Д и л ь с. Ты действительно развеселил меня, Фрик, в этот мрачный день.

Ф р и к. Такой уж я есть, господин начальник. Не знаю, где серьезное, а где смешное.


П о л и ц е й с к и й  вводит  Д и м и т р о в а.


Д и л ь с. Господин Димитров, наш добрый старый надзиратель Фрик только что сказал, что по ошибке дал вам так называемую коричневую книгу, которую должен был передать другому лицу.

Д и м и т р о в. Никакой книги от господина Фрика я не получал.

Ф р и к. Это нечестно, господин Димитров. Книгу я вам дал в тот самый день, когда вас отправляли в Берлин.

Д и м и т р о в. Вы ошибаетесь. Видимо, вы передали ее кому-то другому.

Д и л ь с. И я говорил Фрику то же самое, а он твердит свое.

Д и м и т р о в. Видите ли, господин министерский советник, я не тот человек, которого могут обмануть ваши примитивные полицейские фокусы. Я прошел огонь и воду, прошел через ваше так называемое правосудие, познакомился и с вашими тюрьмами. Вы легкомысленно поступили, вторгшись в мою жизнь. Но долго в ней вы не задержитесь.

Д и л ь с. Ошибаетесь, господин Димитров. Может быть, я единственный человек, которому придется встречаться с вами часто и долго.

Д и м и т р о в. Вы удивительно похожи на доктора Бюнгера из Лейпцига. А вы, господин Фрик, не попадайтесь на их удочку. Вы не давали мне никакой книги. Я не понимаю, господин министерский советник, зачем вам понадобилась эта история.

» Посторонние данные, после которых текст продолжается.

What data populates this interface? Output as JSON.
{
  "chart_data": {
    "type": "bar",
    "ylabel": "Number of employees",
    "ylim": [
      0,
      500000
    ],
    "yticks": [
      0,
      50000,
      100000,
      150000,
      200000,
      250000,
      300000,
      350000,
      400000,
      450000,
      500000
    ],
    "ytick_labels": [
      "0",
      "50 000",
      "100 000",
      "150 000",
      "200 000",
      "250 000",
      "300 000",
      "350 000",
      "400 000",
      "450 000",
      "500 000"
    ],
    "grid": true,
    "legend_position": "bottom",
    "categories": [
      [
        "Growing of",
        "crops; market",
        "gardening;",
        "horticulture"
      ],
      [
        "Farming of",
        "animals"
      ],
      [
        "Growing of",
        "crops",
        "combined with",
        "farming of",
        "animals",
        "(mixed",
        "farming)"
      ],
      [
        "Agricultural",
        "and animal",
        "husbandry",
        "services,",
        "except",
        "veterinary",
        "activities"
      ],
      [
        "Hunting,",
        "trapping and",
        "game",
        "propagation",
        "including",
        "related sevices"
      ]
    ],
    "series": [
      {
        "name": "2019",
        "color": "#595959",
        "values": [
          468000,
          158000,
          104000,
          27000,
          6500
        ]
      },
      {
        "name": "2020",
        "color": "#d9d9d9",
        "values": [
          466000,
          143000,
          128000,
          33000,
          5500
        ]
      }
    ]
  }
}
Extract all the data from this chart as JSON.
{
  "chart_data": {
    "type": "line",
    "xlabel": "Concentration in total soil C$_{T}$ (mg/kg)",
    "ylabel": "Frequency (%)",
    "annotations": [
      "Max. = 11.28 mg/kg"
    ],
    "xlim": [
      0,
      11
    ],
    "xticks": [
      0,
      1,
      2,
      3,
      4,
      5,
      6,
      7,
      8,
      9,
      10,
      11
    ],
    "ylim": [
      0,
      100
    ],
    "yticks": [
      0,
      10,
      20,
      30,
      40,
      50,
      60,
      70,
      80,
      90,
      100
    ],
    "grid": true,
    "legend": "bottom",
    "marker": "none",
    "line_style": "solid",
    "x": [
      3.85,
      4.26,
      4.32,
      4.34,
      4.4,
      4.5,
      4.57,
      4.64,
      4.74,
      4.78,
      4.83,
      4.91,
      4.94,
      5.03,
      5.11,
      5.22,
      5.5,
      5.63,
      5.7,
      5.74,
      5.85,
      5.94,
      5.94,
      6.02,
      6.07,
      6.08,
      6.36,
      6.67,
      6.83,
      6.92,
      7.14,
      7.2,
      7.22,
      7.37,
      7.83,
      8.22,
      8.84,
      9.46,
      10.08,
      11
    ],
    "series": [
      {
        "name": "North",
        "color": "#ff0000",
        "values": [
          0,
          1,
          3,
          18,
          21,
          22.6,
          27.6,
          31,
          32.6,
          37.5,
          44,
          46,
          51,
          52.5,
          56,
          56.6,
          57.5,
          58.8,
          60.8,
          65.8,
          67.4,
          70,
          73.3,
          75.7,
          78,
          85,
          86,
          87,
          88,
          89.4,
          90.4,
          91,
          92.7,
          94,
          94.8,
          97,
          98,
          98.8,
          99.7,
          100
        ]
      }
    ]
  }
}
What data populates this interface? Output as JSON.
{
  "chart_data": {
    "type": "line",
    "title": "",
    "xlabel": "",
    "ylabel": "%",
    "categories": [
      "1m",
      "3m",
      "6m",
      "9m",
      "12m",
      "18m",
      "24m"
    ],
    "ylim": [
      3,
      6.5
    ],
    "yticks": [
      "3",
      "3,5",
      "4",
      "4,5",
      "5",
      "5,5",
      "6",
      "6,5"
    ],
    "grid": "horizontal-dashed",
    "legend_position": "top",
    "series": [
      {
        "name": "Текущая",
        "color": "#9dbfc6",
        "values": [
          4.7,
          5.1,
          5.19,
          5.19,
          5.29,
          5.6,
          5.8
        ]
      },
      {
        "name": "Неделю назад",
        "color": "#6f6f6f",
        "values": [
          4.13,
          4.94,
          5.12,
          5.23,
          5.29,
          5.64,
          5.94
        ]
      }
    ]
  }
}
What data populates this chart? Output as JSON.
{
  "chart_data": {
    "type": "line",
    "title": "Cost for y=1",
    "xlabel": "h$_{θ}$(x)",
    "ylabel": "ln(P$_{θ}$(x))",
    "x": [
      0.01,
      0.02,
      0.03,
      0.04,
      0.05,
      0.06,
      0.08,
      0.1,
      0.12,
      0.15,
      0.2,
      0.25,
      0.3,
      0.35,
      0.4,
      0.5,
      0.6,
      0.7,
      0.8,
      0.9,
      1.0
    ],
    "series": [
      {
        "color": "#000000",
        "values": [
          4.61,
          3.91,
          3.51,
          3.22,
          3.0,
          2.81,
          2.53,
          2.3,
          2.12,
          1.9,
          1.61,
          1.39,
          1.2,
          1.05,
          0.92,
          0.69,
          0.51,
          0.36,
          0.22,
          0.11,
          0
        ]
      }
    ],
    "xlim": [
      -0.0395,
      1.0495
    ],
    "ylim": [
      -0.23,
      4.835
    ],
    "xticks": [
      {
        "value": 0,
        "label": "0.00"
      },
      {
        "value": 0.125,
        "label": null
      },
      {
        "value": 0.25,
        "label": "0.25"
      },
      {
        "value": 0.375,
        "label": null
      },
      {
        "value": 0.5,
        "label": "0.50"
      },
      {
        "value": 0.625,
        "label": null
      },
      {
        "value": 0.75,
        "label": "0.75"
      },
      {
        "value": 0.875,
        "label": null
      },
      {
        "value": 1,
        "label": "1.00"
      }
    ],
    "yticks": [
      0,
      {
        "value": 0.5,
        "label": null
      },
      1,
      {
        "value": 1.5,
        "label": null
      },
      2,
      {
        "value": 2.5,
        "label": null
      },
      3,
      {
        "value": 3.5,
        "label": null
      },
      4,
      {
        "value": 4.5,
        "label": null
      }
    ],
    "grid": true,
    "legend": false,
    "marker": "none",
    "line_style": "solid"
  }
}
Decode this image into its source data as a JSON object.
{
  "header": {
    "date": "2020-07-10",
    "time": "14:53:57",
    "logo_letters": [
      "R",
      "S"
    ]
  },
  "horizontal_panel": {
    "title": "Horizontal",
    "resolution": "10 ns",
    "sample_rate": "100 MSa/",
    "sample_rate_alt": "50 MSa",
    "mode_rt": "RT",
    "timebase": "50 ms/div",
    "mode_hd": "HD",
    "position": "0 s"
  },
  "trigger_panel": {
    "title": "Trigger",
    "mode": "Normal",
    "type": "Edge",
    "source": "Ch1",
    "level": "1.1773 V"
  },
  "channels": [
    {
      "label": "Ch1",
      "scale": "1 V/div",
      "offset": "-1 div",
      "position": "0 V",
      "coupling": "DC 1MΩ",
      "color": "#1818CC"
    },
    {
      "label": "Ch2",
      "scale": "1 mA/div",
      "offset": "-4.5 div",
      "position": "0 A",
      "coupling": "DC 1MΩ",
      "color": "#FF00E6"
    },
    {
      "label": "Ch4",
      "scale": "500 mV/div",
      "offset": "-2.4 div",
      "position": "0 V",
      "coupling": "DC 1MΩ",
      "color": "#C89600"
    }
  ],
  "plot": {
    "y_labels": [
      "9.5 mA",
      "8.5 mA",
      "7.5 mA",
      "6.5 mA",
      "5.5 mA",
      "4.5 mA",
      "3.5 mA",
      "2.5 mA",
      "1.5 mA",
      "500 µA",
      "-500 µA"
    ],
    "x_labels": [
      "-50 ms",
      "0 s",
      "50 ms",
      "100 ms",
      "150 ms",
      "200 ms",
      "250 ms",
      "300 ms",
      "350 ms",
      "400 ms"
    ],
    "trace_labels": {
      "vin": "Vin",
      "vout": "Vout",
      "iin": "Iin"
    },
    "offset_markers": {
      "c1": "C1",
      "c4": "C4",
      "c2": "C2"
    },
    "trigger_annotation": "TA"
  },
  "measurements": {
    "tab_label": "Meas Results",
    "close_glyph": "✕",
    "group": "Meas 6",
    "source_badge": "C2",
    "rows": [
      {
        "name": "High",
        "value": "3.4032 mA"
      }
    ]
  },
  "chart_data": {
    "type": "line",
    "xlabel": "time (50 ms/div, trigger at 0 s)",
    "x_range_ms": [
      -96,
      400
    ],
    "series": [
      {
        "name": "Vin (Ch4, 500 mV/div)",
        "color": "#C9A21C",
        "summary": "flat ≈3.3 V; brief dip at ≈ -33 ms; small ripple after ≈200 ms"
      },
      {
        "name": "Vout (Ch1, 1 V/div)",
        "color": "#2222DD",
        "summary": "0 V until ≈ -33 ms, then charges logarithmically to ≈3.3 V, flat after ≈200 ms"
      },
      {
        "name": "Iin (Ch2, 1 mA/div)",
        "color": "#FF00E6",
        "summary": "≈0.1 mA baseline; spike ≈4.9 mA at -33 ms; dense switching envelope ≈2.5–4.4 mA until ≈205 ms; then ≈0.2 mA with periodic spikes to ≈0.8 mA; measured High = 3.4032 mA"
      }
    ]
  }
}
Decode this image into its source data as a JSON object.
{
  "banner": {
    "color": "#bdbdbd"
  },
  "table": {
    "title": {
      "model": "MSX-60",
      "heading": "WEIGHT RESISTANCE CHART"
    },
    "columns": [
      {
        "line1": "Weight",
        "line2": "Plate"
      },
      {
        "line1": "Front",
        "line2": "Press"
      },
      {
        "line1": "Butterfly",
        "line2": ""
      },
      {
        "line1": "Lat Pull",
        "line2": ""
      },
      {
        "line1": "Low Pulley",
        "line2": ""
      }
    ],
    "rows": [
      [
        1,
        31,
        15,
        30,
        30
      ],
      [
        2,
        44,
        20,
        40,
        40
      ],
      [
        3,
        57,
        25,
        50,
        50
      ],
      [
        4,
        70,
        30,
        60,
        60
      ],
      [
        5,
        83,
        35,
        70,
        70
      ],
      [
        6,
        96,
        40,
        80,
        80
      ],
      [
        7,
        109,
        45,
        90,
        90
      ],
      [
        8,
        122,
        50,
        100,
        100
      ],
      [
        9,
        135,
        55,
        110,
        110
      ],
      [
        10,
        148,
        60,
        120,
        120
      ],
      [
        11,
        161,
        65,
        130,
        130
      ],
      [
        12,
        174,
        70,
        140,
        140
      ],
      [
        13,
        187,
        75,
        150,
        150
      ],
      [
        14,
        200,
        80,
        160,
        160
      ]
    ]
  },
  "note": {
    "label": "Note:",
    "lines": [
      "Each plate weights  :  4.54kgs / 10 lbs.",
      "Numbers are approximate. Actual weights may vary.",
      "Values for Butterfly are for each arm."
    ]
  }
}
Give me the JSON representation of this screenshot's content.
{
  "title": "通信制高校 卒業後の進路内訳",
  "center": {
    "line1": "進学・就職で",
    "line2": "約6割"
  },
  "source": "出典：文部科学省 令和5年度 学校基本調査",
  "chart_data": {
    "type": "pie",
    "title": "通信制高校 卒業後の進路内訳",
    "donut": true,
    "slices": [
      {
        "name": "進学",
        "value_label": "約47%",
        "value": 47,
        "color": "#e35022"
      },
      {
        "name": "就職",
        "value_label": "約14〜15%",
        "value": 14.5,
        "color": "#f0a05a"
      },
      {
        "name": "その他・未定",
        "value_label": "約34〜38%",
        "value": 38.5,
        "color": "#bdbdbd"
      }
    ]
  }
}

Д и л ь с. Мне она не нужна, а Фрику очень нужна. Правда, Фрик?

Ф р и к. Так точно, господин начальник.

Д и л ь с. Вот видите, а вы еще заявляли на процессе, что говорите от имени народа… Народ, народ! Мой народ, ваш народ, их народ… Слова, слова…

Д и м и т р о в. Господин министерский советник, мне необходима серьезная медицинская помощь.